4. Shighot ( Ijab dan qobul).
Syarat rukun yang dimaksud dengan syarat rukun di sini adalah
persyaratan yang harus dipenuhi oleh rukun wadiah. Dalam hal ini persyaratan
itu mengikat kepada Muwaddi’, wadii’ dan wadi’ah. Muwaddi’ dan wadii’
mempunyai persyaratan yang sama yaitu harus balig, berakal dan dewasa.
Sementara wadi’ah disyaratkan harus berupa suatu harta yang berada dalam
kekuasaan/ tangannya secara nyata.
Sifat akad wadiah Karena wadiah termasuk akad yang tidak lazim, maka
kedua belah pihak dapat membatalkan perjanjian akad ini kapan saja.
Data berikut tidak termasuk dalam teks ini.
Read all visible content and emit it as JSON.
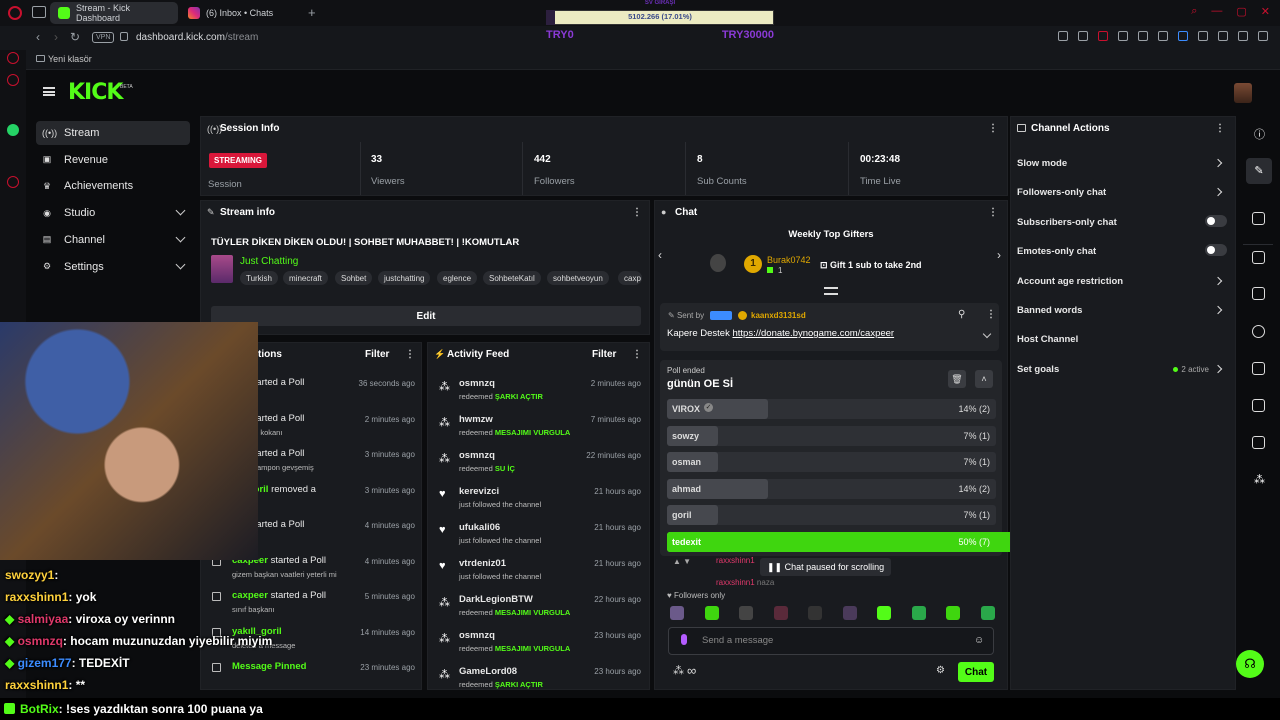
{
  "browser": {
    "tabs": [
      {
        "label": "Stream - Kick Dashboard",
        "active": true
      },
      {
        "label": "(6) Inbox • Chats",
        "active": false
      }
    ],
    "url_host": "dashboard.kick.com",
    "url_path": "/stream",
    "vpn_label": "VPN",
    "bookmark": "Yeni klasör"
  },
  "overlay": {
    "top_label": "SV GİRAŞİ",
    "progress_text": "5102.266 (17.01%)",
    "progress_fraction": 0.17,
    "left_label": "TRY0",
    "right_label": "TRY30000"
  },
  "header": {
    "logo": "KICK",
    "logo_badge": "BETA"
  },
  "nav": [
    {
      "label": "Stream",
      "icon": "broadcast-icon",
      "active": true,
      "expandable": false
    },
    {
      "label": "Revenue",
      "icon": "revenue-icon",
      "active": false,
      "expandable": false
    },
    {
      "label": "Achievements",
      "icon": "trophy-icon",
      "active": false,
      "expandable": false
    },
    {
      "label": "Studio",
      "icon": "studio-icon",
      "active": false,
      "expandable": true
    },
    {
      "label": "Channel",
      "icon": "channel-icon",
      "active": false,
      "expandable": true
    },
    {
      "label": "Settings",
      "icon": "gear-icon",
      "active": false,
      "expandable": true
    }
  ],
  "session": {
    "title": "Session Info",
    "status": "STREAMING",
    "status_label": "Session",
    "stats": [
      {
        "value": "33",
        "label": "Viewers"
      },
      {
        "value": "442",
        "label": "Followers"
      },
      {
        "value": "8",
        "label": "Sub Counts"
      },
      {
        "value": "00:23:48",
        "label": "Time Live"
      }
    ]
  },
  "stream_info": {
    "title": "Stream info",
    "stream_title": "TÜYLER DİKEN DİKEN OLDU! | SOHBET MUHABBET! | !KOMUTLAR",
    "category": "Just Chatting",
    "tags": [
      "Turkish",
      "minecraft",
      "Sohbet",
      "justchatting",
      "eglence",
      "SohbeteKatıl",
      "sohbetveoyun",
      "caxp"
    ],
    "edit_label": "Edit"
  },
  "actions_panel": {
    "title": "tions",
    "filter_label": "Filter",
    "items": [
      {
        "user": "eer",
        "action": "started a Poll",
        "detail": "OE Sİ",
        "time": "36 seconds ago"
      },
      {
        "user": "eer",
        "action": "started a Poll",
        "detail": "ayakları kokanı",
        "time": "2 minutes ago"
      },
      {
        "user": "eer",
        "action": "started a Poll",
        "detail": "n arka tampon gevşemiş",
        "time": "3 minutes ago"
      },
      {
        "user": "kli_goril",
        "action": "removed a",
        "detail": "istifa",
        "time": "3 minutes ago"
      },
      {
        "user": "eer",
        "action": "started a Poll",
        "detail": "",
        "time": "4 minutes ago"
      },
      {
        "user": "caxpeer",
        "action": "started a Poll",
        "detail": "gizem başkan vaatleri yeterli mi",
        "time": "4 minutes ago"
      },
      {
        "user": "caxpeer",
        "action": "started a Poll",
        "detail": "sınıf başkanı",
        "time": "5 minutes ago"
      },
      {
        "user": "yakıll_goril",
        "action": "",
        "detail": "deleted a message",
        "time": "14 minutes ago"
      },
      {
        "user": "Message Pinned",
        "action": "",
        "detail": "",
        "time": "23 minutes ago"
      }
    ]
  },
  "activity": {
    "title": "Activity Feed",
    "filter_label": "Filter",
    "items": [
      {
        "user": "osmnzq",
        "verb": "redeemed",
        "reward": "ŞARKI AÇTIR",
        "time": "2 minutes ago"
      },
      {
        "user": "hwmzw",
        "verb": "redeemed",
        "reward": "MESAJIMI VURGULA",
        "time": "7 minutes ago"
      },
      {
        "user": "osmnzq",
        "verb": "redeemed",
        "reward": "SU İÇ",
        "time": "22 minutes ago"
      },
      {
        "user": "kerevizci",
        "verb": "just followed the channel",
        "reward": "",
        "time": "21 hours ago"
      },
      {
        "user": "ufukali06",
        "verb": "just followed the channel",
        "reward": "",
        "time": "21 hours ago"
      },
      {
        "user": "vtrdeniz01",
        "verb": "just followed the channel",
        "reward": "",
        "time": "21 hours ago"
      },
      {
        "user": "DarkLegionBTW",
        "verb": "redeemed",
        "reward": "MESAJIMI VURGULA",
        "time": "22 hours ago"
      },
      {
        "user": "osmnzq",
        "verb": "redeemed",
        "reward": "MESAJIMI VURGULA",
        "time": "23 hours ago"
      },
      {
        "user": "GameLord08",
        "verb": "redeemed",
        "reward": "ŞARKI AÇTIR",
        "time": "23 hours ago"
      }
    ]
  },
  "chat": {
    "title": "Chat",
    "gifters_title": "Weekly Top Gifters",
    "gifter_name": "Burak0742",
    "gifter_count": "1",
    "gifter_rank": "1",
    "gift_cta": "Gift 1 sub to take 2nd",
    "pinned_by": "Sent by",
    "pinned_user": "kaanxd3131sd",
    "pinned_text": "Kapere Destek",
    "pinned_link": "https://donate.bynogame.com/caxpeer",
    "poll_status": "Poll ended",
    "poll_question": "günün OE Sİ",
    "poll_options": [
      {
        "name": "VIROX",
        "value": "14% (2)",
        "pct": 14,
        "winner": false
      },
      {
        "name": "sowzy",
        "value": "7% (1)",
        "pct": 7,
        "winner": false
      },
      {
        "name": "osman",
        "value": "7% (1)",
        "pct": 7,
        "winner": false
      },
      {
        "name": "ahmad",
        "value": "14% (2)",
        "pct": 14,
        "winner": false
      },
      {
        "name": "goril",
        "value": "7% (1)",
        "pct": 7,
        "winner": false
      },
      {
        "name": "tedexit",
        "value": "50% (7)",
        "pct": 50,
        "winner": true
      }
    ],
    "behind_user": "raxxshinn1",
    "behind_user2": "raxxshinn1",
    "behind_text": "naza",
    "paused_label": "Chat paused for scrolling",
    "followers_only": "Followers only",
    "placeholder": "Send a message",
    "send_label": "Chat",
    "infinity": "∞"
  },
  "channel_actions": {
    "title": "Channel Actions",
    "items": [
      {
        "label": "Slow mode",
        "control": "chevron"
      },
      {
        "label": "Followers-only chat",
        "control": "chevron"
      },
      {
        "label": "Subscribers-only chat",
        "control": "toggle"
      },
      {
        "label": "Emotes-only chat",
        "control": "toggle"
      },
      {
        "label": "Account age restriction",
        "control": "chevron"
      },
      {
        "label": "Banned words",
        "control": "chevron"
      },
      {
        "label": "Host Channel",
        "control": "none"
      },
      {
        "label": "Set goals",
        "control": "chevron"
      }
    ],
    "goals_active": "2 active"
  },
  "overlay_chat": [
    {
      "user": "swozyy1",
      "text": ":",
      "color": "#ffd23c"
    },
    {
      "user": "raxxshinn1",
      "text": ": yok",
      "color": "#ffd23c"
    },
    {
      "user": "salmiyaa",
      "text": ": viroxa oy verinnn",
      "color": "#e0396b"
    },
    {
      "user": "osmnzq",
      "text": ": hocam muzunuzdan yiyebilir miyim",
      "color": "#e0396b"
    },
    {
      "user": "gizem177",
      "text": ": TEDEXİT",
      "color": "#3c8cff"
    },
    {
      "user": "raxxshinn1",
      "text": ": **",
      "color": "#ffd23c"
    }
  ],
  "bottom_ticker": {
    "user": "BotRix",
    "text": ": !ses yazdıktan sonra 100 puana ya"
  },
  "colors": {
    "accent": "#53fc18",
    "live": "#d9173a",
    "panel": "#191b1f"
  }
}
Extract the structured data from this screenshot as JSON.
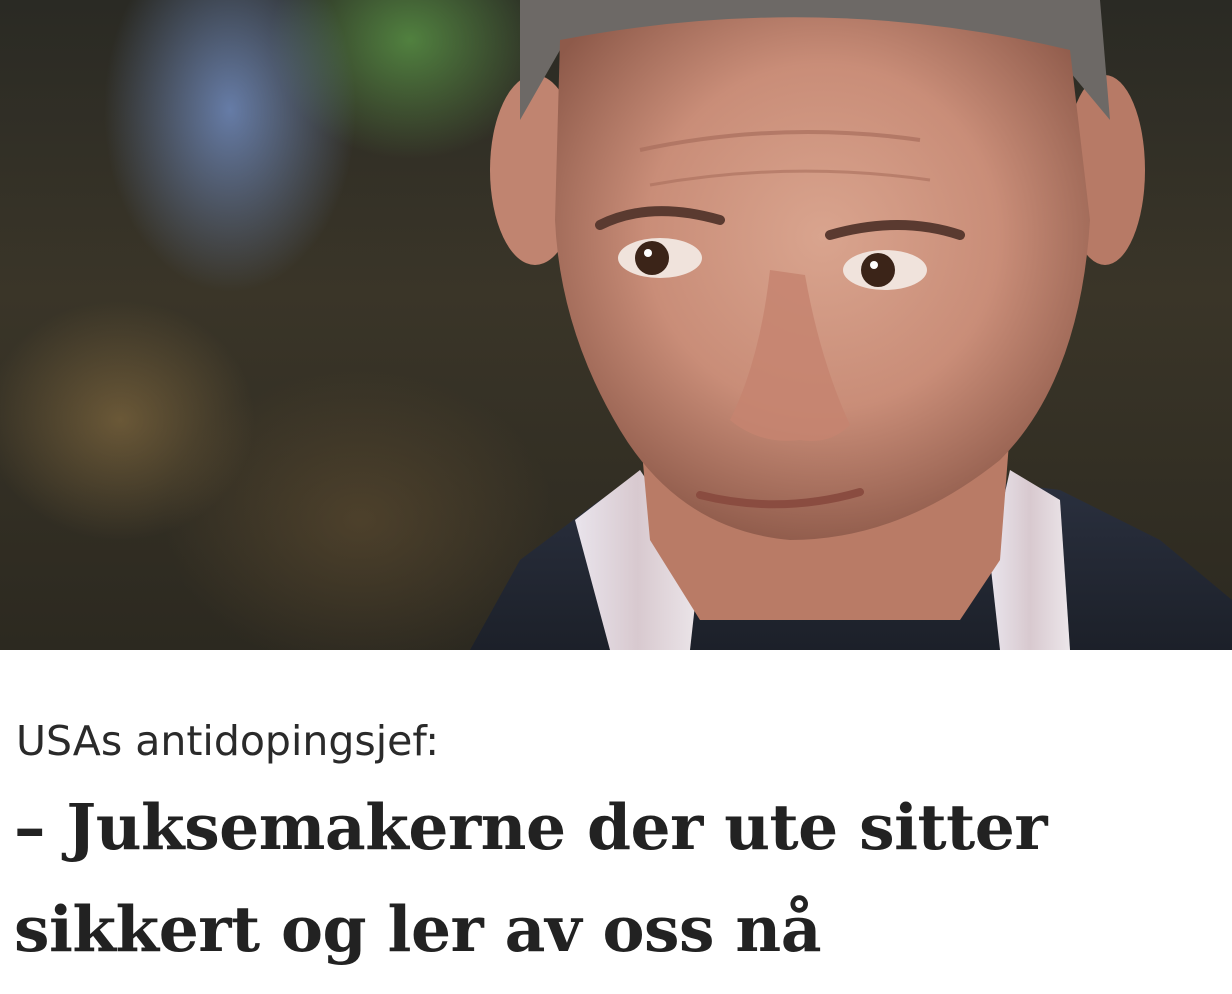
{
  "teaser": {
    "image_alt": "USAs antidopingsjef",
    "kicker": "USAs antidopingsjef:",
    "headline": "– Juksemakerne der ute sitter sikkert og ler av oss nå"
  }
}
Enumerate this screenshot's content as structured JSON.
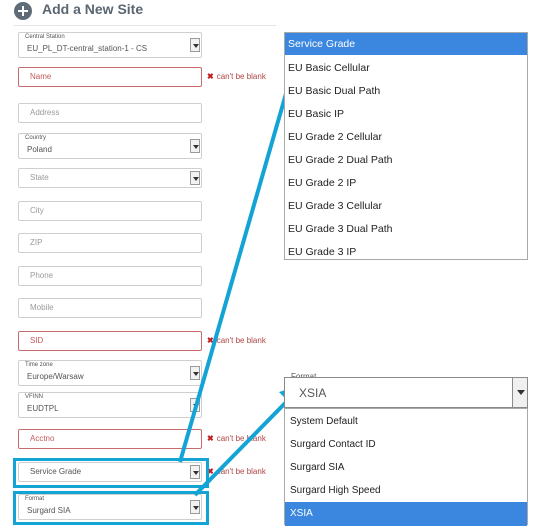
{
  "header": {
    "title": "Add a New Site"
  },
  "form": {
    "central_station": {
      "label": "Central Station",
      "value": "EU_PL_DT-central_station-1 - CS"
    },
    "name": {
      "placeholder": "Name",
      "error": "can't be blank"
    },
    "address": {
      "placeholder": "Address"
    },
    "country": {
      "label": "Country",
      "value": "Poland"
    },
    "state": {
      "placeholder": "State"
    },
    "city": {
      "placeholder": "City"
    },
    "zip": {
      "placeholder": "ZIP"
    },
    "phone": {
      "placeholder": "Phone"
    },
    "mobile": {
      "placeholder": "Mobile"
    },
    "sid": {
      "placeholder": "SID",
      "error": "can't be blank"
    },
    "timezone": {
      "label": "Time zone",
      "value": "Europe/Warsaw"
    },
    "vfinn": {
      "label": "VFINN",
      "value": "EUDTPL"
    },
    "acctno": {
      "placeholder": "Acctno",
      "error": "can't be blank"
    },
    "service_grade": {
      "value": "Service Grade",
      "error": "can't be blank"
    },
    "format": {
      "label": "Format",
      "value": "Surgard SIA"
    }
  },
  "service_grade_dropdown": {
    "selected": "Service Grade",
    "options": [
      "EU Basic Cellular",
      "EU Basic Dual Path",
      "EU Basic IP",
      "EU Grade 2 Cellular",
      "EU Grade 2 Dual Path",
      "EU Grade 2 IP",
      "EU Grade 3 Cellular",
      "EU Grade 3 Dual Path",
      "EU Grade 3 IP"
    ]
  },
  "format_dropdown": {
    "label": "Format",
    "value": "XSIA",
    "options": [
      "System Default",
      "Surgard Contact ID",
      "Surgard SIA",
      "Surgard High Speed"
    ],
    "selected": "XSIA"
  },
  "colors": {
    "highlight": "#14a3d5",
    "selection": "#3b87e0",
    "error": "#b04444"
  }
}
Karena
dalam wadiah terdapat unsur permintaan tolong, maka memberikan
pertolongan itu adalah hak dari wadi’. Kalau ia tidak mau, maka tidak ada
keharusan untuk menjaga titipan.
Namun kalau wadii’ mengharuskan pembayaran, semacam biaya
administrasi misalnya, maka akad wadiah ini berubah menjadi “akad sewa”
(ijaroh) dan mengandung unsur kelaziman. Artinya wadii’ harus menjaga dan
bertanggung jawab terhadap barang yang dititipkan. Pada saat itu wadii’ tidak
dapat membatalkan akad ini secara sepihak karena dia sudah dibayar.
b. Giro Wadiah
Yang dimaksud dengan giro wadiah adalah giro yang dijalankan berdasar
akad wadiah, yakni titipan murni yang setiap saat dapat diambil jika
pemiliknya menghendaki. Dalam konsep wadiah yad dhamanah, pihak yang
menerima titipan boleh menggunakan atau memanfaatkan uang atau barang
yang dititipkan. Hal ini berarti bahwa wadiah yad dhamanah mempunyai
implikasi hukum yang sama dengan qardh, yakni nasabah bertindak sebagai
pihak yang meminjamkan uang dan bank bertindak sebagai pihak yang
dipinjami. Dengan demikian, pemilik dana dan bank tidak boleh saling
menjanjikan untuk memberikan imbalan atas penggunaan atau pemanfaatan
dana atau barang titipan tersebut.
c. Tabungan
1. Tabungan Wadiah
1. Bersifat simpanan,
2. Simpanan bisa diambil kapan saja (on call) atau berdasarkan
kesepakatan, dan
3. Tidak ada imbalan yang disyaratkan, kecuali dalam bentuk pemberian
bonus yang bersifat sukarela dari pihak bank.
KESIMPULAN
Wadi’ah adalah penitipan, yaitu akad seseorang kepada yang lain dengan
menitipkan benda untuk dijaganya secara layak. Apabila ada kerusakan pada
benda titipan tidak wajib menggantinya, tapi bila kerusakan itu disebabkan oleh
kelalaiannya maka diwajibkan menggantinya.
Wadi’ah yang ada di perbankan syariah bukanlah wadiah yang dijelaskan
dalam kitab-kitab fiqih. Wadi’ah perbankan syariah yang saat ini dipraktekkan,
lebih relevan dengan hukum dain/piutang, karena pihak bank memanfaatkan uang
nasabah dalam berbagai proyeknya. Adanya kewenangan untuk memanfaatkan
barang, memiliki hasilnya dan menanggung kerusakan atau kerugian adalah
perbedaan utama antara wadi’ah dan dain (hutang-piutang) . Dengan demikian,
bila ketiga karakter ini telah disematkan pada akad wadi’ah, maka secara fakta
dan hukum akad ini berubah menjadi akad hutang piutang dan bukan wadi’ah.